Mas, mais do que demandar omissão, é notável
uma dificuldade em encontrar os recursos mais potentes artisticamente,
os tais “objetos mágicos” para que essa relação
seja também crível na diegese, e não uma
intromissão, uma declaração muito ironicamente
colonialista do diretor no universo interno ao filme.

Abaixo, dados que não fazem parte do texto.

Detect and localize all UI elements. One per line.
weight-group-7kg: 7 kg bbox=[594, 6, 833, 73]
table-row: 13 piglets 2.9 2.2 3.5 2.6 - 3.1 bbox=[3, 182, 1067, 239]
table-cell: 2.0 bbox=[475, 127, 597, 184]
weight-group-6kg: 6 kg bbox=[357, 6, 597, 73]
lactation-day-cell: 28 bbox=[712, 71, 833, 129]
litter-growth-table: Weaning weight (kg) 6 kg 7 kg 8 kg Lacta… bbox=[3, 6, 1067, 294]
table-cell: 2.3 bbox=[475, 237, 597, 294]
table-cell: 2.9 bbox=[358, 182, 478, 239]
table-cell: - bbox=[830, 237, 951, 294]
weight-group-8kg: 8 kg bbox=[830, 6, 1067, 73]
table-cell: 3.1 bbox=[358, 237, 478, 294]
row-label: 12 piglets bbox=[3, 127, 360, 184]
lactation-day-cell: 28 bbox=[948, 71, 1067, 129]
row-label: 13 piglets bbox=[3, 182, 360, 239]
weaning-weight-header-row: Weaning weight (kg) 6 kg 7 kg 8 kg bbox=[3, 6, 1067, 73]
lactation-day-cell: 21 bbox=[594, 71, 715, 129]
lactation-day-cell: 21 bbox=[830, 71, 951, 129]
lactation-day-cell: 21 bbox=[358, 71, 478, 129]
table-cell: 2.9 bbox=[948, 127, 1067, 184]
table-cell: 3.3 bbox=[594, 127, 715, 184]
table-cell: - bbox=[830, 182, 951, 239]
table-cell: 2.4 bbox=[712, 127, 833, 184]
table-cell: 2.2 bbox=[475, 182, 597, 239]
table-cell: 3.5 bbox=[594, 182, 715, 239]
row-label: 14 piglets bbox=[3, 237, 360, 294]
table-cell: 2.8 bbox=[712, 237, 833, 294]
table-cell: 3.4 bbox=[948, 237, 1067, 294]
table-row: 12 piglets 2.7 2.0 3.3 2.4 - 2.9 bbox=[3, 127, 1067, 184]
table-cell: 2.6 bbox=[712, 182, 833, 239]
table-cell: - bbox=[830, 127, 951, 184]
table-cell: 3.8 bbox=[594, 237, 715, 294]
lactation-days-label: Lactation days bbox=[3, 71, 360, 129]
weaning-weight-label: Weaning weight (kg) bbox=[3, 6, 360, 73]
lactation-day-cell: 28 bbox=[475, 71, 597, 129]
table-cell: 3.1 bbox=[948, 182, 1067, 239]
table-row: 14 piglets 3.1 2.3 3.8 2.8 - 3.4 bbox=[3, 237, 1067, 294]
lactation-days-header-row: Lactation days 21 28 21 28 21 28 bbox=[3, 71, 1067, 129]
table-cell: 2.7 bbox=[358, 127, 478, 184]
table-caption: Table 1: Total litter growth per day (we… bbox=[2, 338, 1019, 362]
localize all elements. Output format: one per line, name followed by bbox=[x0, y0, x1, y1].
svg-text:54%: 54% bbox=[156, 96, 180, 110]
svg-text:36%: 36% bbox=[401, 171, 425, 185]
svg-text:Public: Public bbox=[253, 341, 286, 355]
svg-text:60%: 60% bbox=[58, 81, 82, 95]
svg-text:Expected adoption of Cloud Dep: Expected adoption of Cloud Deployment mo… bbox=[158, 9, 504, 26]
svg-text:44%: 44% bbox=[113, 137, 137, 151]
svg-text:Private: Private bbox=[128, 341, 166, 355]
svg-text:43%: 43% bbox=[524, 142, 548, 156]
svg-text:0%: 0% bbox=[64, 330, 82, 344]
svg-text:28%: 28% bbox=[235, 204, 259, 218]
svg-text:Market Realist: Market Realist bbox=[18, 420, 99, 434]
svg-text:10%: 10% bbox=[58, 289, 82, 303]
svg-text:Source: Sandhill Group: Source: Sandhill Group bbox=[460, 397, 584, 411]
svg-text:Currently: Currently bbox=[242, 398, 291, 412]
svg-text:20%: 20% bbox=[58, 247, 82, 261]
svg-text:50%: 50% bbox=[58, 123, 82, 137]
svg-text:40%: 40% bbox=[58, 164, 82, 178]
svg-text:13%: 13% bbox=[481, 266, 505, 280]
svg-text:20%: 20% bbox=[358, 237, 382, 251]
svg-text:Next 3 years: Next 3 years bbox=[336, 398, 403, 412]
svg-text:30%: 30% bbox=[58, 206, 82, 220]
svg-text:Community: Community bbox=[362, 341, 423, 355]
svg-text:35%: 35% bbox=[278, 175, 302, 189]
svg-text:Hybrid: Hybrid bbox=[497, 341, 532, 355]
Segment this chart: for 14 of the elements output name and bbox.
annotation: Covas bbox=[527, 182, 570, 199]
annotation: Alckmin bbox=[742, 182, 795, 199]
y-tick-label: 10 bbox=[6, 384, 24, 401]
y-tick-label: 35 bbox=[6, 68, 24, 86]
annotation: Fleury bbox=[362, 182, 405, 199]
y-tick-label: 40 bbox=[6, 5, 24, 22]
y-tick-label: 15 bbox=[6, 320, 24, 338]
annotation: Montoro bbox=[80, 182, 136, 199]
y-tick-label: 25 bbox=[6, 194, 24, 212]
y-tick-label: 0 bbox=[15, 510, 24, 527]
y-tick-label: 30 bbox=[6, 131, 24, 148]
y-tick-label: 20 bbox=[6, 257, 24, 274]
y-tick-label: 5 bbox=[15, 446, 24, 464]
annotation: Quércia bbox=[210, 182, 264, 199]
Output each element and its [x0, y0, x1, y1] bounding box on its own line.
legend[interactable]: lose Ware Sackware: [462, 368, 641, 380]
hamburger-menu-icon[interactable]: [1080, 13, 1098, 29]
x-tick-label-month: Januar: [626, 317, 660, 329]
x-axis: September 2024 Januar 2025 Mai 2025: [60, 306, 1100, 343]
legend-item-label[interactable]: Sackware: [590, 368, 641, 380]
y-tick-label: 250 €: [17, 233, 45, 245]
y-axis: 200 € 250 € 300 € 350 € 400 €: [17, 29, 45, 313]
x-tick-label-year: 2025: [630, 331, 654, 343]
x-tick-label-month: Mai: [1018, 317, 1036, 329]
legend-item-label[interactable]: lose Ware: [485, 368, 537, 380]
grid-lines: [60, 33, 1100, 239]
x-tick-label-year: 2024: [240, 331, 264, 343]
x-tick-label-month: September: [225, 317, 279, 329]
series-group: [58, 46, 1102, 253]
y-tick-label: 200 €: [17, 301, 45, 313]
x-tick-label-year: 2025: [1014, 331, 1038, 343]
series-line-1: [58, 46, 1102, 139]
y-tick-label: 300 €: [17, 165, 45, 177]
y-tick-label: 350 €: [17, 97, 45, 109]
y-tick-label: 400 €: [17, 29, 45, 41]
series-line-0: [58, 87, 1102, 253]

A potência mágica da escrita que se apagou é
algo que se anuncia com a separação entre os irmãos
no começo do filme e que ganha pesos fortemente simbólicos
no avançar do tempo. Pois Eles Voltam está
muito mais para História Real, de David Lynch,
do que para Estrada para Ythaca, dos irmãos Pretti
e dos primos Parente. Ao contrário de Alvin Straight, que
sai de casa com um cortador de grama e uma missão, em Eles
Voltam somos abandonados à beira da estrada como castigo
ou acidente. O chamado à ação é casual,
mas há um acerto de contas a ser feito, um encontro inevitável
com seus pares ao fim da viagem que o filme nunca tira de seu
horizonte. No meio do caminho, há no máximo a possibilidade
de descobrir alguém mais que viajou, que viu o mundo de
uma outra forma e que, por isso mesmo, nos acena de uma outra
margem. Eles Voltam reganha força quando seus
encontros são tratados como encontros de fato, pois é
com eles que Cris também ganha força e progressivamente perde
roupas, se desnudando até poder abandonar seu corpo na
flutuação do mar que o filme muito responsavelmente
tratará de interromper, devolvendo-a ao mundo concreto, ao reencontro, ao acerto de contas com os laços
rompidos que dão peso a este luto que o cinema brasileiro
contemporâneo se esforça por carregar.
Apóis encontrar
seu lugar em uma casa de veraneio vazia, Cris caminha pela praia
até um hotel para gringos abandonado, filmado com a tranquilidade
pós-apocalíptica do melhor Fassbinder (o celeiro
de A Encruzilhada das Bestas Humanas, o prédio
abandonado de Num Ano de 13 Luas). É inevitável pensar nos fracassados projetos de classicismo no cinema brasileiro, diante daquele hotel em ruínas que, embora feito pensando nas demandas exteriores, ainda permitia uma bela vista. O cinema de Lordello se comunica de certa forma com as ruínas desse projeto, tentando retirar dali ao menos a estrutura que permite dar a ver, a janela de tijolos decompostos com vista para o mar. Se há possibilidade
de cinema à beira da estrada, é porque o cinema
brasileiro – em épocas de Cinema Novo e Caravana
Farkas – já buscou o outro como missão, reduziu
esse outro na descoberta de um Brasil que já havia sido descoberto, e
hoje esbarra na sensibilidade alheia apenas acidentalmente. Eles
Voltam é um filme sobre o abandono, pois nossos avós
encaretaram (e nisso a dificuldade de Lordello em lidar com essa
esfera do filme ganha um curioso tom metalinguístico involuntário),
nossos vizinhos de veraneio se entregaram a um hedonismo letárgico
e nossos pais sumiram, capotados em um acidente de carro que a
televisão mostra espremido no canto do quadro, justamente
quando ninguém está ali para assistir. O que resta
é um reencontro com o irmão – sempre à
beira, sempre à margem, desta vez de um quarto de hospital
–, uma imagem em movimento a ser compartilhada como uma
canção em um único par de fones de ouvido,
e a disposição de se colocar em vigília ao
lado dos corpos debilitados de nossos pais.